Design and construction
- Architect: Harry Norris

= Mitchell House, Melbourne =

Building in Melbourne, Victoria

Mitchell House is an historic six-storey Streamline Moderne commercial building located at 352-362 Lonsdale Street, on the corner of Elizabeth Street in Melbourne, Australia. It was built in 1937 for the Mitchell Brush Company, and designed by prolific architect Harry Norris.

== History ==
Mitchell House was built for Thomas Mitchell & Co, a long-established firm of brushware manufacturers. Their major brand name was Victor, with a logo of the name encircled by a wreath. The company occupied a site at 360 Lonsdale Street since the 1890s, and acquired the Commonwealth Hotel on the corner of Elizabeth and Lonsdale Streets in 1916; the hotel was described as one of Melbourne's oldest. In 1936 Mitchell's commissioned architect Harry Norris to design their headquarters.

It was initially designed as a ten-storey building up to the maximum height limit of 132 ft (40 meters), and out to the northern edge of the site. What was built by 1937 was only 6 levels, and well short of the northern boundary - this was described as the first stage, with the rest to come later. It was built by Hansen & Yuncken in only five months, at a cost of £150,000.

The company's original premises on Lonsdale Street, on the other side of a narrow laneway now called Mitchell Lane, was connected to the main building by elevated walkways, and its facade would be remodelled at a later date.

Mitchell's had their showroom on the second floor of the new building, and the other floors and the shops on the ground floor were tenanted. In 1940 they vacated the building for use by the cartographic section of the Australian Survey Corps, and never moved back. The building was sold in 1970, and the Mitchell company was dissolved in 1986.

The building was classified on 9 July 1987 by the National Trust, and added to the Victorian Heritage Register in 2010.

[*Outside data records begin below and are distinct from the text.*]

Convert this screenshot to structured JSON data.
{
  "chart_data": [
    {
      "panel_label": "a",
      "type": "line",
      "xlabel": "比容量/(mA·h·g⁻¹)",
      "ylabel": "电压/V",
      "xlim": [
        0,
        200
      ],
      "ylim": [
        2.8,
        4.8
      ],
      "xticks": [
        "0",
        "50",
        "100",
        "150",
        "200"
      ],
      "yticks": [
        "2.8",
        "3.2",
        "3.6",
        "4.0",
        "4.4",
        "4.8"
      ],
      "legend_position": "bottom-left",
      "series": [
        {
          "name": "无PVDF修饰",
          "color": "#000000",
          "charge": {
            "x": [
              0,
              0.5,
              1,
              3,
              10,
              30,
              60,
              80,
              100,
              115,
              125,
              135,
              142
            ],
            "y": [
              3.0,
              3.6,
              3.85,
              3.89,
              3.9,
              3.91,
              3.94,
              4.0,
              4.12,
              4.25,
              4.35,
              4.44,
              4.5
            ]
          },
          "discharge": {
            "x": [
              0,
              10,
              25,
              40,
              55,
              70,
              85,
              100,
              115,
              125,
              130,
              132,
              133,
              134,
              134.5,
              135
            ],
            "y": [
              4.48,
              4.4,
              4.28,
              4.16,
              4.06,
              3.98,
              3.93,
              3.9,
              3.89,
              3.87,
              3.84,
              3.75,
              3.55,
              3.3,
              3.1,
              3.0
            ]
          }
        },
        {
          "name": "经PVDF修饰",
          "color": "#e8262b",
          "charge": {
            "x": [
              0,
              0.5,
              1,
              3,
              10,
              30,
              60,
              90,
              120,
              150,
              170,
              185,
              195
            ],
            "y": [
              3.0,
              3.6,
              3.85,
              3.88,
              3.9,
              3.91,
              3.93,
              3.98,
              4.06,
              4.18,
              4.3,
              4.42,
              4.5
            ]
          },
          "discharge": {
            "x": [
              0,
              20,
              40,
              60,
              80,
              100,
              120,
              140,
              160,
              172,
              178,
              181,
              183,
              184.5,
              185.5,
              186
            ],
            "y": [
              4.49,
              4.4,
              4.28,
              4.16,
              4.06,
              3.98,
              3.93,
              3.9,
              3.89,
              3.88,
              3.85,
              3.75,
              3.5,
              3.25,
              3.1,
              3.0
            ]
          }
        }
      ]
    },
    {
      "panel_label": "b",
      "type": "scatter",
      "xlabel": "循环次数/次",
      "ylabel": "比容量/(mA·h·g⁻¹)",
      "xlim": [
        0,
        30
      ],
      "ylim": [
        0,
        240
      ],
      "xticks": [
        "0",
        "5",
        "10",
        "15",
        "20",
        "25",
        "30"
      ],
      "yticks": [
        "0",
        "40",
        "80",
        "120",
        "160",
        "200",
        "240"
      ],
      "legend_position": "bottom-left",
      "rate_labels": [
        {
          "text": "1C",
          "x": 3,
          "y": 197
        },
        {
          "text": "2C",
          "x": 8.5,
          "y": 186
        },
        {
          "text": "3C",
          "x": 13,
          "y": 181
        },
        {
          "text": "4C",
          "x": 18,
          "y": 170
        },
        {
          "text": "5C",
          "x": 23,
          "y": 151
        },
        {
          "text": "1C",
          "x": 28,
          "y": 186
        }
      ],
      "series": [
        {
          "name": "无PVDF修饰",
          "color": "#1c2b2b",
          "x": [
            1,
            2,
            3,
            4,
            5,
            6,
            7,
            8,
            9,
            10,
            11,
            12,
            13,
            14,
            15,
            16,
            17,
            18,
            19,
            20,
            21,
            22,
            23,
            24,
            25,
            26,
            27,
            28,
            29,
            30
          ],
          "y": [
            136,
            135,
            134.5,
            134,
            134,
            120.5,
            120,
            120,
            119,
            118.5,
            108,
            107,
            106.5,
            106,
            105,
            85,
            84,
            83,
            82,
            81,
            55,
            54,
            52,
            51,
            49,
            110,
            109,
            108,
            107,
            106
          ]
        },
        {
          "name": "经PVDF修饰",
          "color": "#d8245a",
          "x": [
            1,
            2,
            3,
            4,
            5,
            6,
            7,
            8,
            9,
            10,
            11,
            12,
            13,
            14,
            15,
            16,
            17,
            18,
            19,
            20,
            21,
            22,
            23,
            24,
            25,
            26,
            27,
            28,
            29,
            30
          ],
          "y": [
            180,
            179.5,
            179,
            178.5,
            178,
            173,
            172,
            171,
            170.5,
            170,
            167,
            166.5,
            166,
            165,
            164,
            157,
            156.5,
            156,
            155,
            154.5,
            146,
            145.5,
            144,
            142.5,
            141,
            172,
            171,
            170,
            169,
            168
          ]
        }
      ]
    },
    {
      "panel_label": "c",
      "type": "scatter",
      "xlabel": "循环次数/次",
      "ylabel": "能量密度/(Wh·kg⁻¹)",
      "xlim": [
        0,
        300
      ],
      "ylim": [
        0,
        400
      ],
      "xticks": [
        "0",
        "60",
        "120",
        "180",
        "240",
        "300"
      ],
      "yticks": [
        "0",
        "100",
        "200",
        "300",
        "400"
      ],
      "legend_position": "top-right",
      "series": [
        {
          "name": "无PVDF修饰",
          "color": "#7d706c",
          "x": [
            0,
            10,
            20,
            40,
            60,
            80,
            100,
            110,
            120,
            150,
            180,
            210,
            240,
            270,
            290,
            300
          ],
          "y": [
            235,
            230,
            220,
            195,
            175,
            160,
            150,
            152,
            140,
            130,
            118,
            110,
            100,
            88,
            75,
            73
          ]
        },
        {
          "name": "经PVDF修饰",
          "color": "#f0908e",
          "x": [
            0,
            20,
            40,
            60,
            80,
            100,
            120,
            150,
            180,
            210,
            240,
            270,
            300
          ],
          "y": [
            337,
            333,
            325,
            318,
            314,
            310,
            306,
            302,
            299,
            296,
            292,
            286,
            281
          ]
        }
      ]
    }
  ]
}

In January 2024, the Australian Financial Review reported that after more than 50 years' ownership, the Krongold family had sold the building, as well as the two shops to the north, to a 'Chinese syndicate partnered with a local investor'.

== Architecture ==
Mitchell House is a six-storey reinforced concrete commercial building in a Streamlined Moderne style, with a dominant horizontal emphasis, with bands of steel-framed windows and spandrels with incised 'speed lines' wrapping around the curved corner. On the Elizabeth Street frontage near the corner is a vertical element, defined by a pair of fluted piers, topped by the name Mitchell House in gilded letters, while on the base at the second floor is a panel with 'The Victor' logo. Mitchell House is also written in steel lettering along the second floor spandrel on each side. There is a similar vertical element on the west end of the Lonsdale Street elevation, marking the office floor entry. There is a pair of ornate Art Deco wrought iron gates across the end of Mitchell Lane. The ground floor shopfronts are largely intact. The entrance foyer is also intact, with the original doors, green faience tiles, a terrazzo floor in a pink and green, and a striking barrel-vaulted ceiling. The office floors are more utilitarian.